In a statement issued on 27 December, the company said it will seek to overturn the judge's decision of the previous day in post-trial proceedings in the US District Court of Pittsburgh.

Marvell said that, if necessary, it will take its case to the US Federal Circuit Court of Appeals in Washington.

According to Lex Machina Inc, a firm that provides data used in intellectual property disputes, the $1.17bn fine is the third largest ever in a patent case history, and is more than the $1.05bn fine imposed on Samsung in its highly-publicised dispute with Apple.

Marvell was accused by Pittsburgh-based Carnegie Mellon University of infringing on patents related to disk drives used in personal computers, server systems and other products.

In court the firm denied infringement, and instead alleged that the patents in question were improperly obtained by withholding information about prior inventions from the US Patent and Trademark Office.

Agreed

K&L Gates LLP, a law firm representing Carnegie Mellon, said the jury agreed with its allegations that Marvell has sold billions of computer chips using technology it did not own, and without a license to do so.

The firm added that, because the jury's findings amounted to willful infringement by Marvell, the jury could be asked to increase the damages by as much as three times the $1.17bn initially awarded.
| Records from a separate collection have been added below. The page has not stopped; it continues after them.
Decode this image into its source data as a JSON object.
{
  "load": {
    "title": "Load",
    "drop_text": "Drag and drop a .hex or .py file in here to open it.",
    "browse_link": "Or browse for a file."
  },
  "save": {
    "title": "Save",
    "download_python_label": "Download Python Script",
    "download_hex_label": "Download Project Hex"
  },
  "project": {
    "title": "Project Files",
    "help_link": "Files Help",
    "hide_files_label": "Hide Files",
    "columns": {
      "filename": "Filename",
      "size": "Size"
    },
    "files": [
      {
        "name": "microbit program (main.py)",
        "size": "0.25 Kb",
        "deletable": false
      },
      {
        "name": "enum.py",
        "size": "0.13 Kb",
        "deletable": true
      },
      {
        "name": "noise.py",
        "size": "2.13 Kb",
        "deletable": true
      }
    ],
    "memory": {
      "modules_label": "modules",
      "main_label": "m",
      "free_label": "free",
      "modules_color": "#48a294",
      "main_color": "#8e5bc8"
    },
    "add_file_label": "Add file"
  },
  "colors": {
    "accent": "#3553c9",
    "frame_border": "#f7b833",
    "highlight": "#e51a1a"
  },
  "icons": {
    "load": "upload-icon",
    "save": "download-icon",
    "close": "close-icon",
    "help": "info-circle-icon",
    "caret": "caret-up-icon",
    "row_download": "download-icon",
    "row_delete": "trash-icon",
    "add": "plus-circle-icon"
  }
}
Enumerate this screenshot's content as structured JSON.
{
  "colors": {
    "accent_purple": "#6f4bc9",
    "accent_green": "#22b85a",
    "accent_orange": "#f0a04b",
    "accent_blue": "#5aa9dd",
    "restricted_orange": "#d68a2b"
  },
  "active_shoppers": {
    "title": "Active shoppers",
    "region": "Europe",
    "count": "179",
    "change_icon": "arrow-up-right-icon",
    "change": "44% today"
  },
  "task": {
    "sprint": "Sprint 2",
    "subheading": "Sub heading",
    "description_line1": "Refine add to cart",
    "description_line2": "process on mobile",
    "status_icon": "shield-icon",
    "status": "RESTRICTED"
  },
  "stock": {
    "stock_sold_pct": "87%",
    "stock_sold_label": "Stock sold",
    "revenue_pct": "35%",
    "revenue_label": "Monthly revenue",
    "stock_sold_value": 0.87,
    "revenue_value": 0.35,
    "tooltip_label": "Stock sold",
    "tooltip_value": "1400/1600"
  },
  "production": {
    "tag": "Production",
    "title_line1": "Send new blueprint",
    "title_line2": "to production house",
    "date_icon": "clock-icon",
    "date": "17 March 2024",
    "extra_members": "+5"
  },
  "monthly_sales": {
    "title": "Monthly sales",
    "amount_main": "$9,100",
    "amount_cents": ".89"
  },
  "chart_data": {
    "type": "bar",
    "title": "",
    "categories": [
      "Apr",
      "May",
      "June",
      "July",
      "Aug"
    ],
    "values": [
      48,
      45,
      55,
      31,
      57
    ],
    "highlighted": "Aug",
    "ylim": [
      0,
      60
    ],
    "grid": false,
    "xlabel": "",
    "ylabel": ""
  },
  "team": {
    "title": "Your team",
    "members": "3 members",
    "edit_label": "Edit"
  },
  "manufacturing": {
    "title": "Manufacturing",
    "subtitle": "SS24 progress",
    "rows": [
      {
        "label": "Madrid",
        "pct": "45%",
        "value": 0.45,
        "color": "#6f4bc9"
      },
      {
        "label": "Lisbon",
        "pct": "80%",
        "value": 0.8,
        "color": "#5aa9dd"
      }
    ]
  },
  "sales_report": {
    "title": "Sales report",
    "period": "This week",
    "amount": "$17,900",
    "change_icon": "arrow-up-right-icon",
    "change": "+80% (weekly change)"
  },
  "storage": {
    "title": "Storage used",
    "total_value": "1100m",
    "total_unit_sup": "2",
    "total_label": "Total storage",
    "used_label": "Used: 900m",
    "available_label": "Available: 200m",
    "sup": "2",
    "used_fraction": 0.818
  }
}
If this was to happen, the fine would amount to about the same as the current market value of Marvell.

The Pittsburgh university first sued Marvell in 2009, alleging the company had infringed patents covering technology relating to "noise predictive detection," which is used to increase accuracy in retrieving data from hard disk drives.

As the four-week trial drew to a close, Marvell asked US District Judge Nora Barry Fischer to declare a mistrial, on grounds that lawyers representing the university made a series of inflammatory statements in their closing arguments that "misrepresented the record and violated at least two of the court's orders in this case," according to document filed by Marvell lawyers.

The motion was denied by Judge Fischer, but it may be reviewed post-trial, as will a claim made by Marvell that Carnegie Mellon delayed the filing of its suit when it first learned of alleged infringement against it.

Marvell's stock price dropped by almost 10 percent following the decision.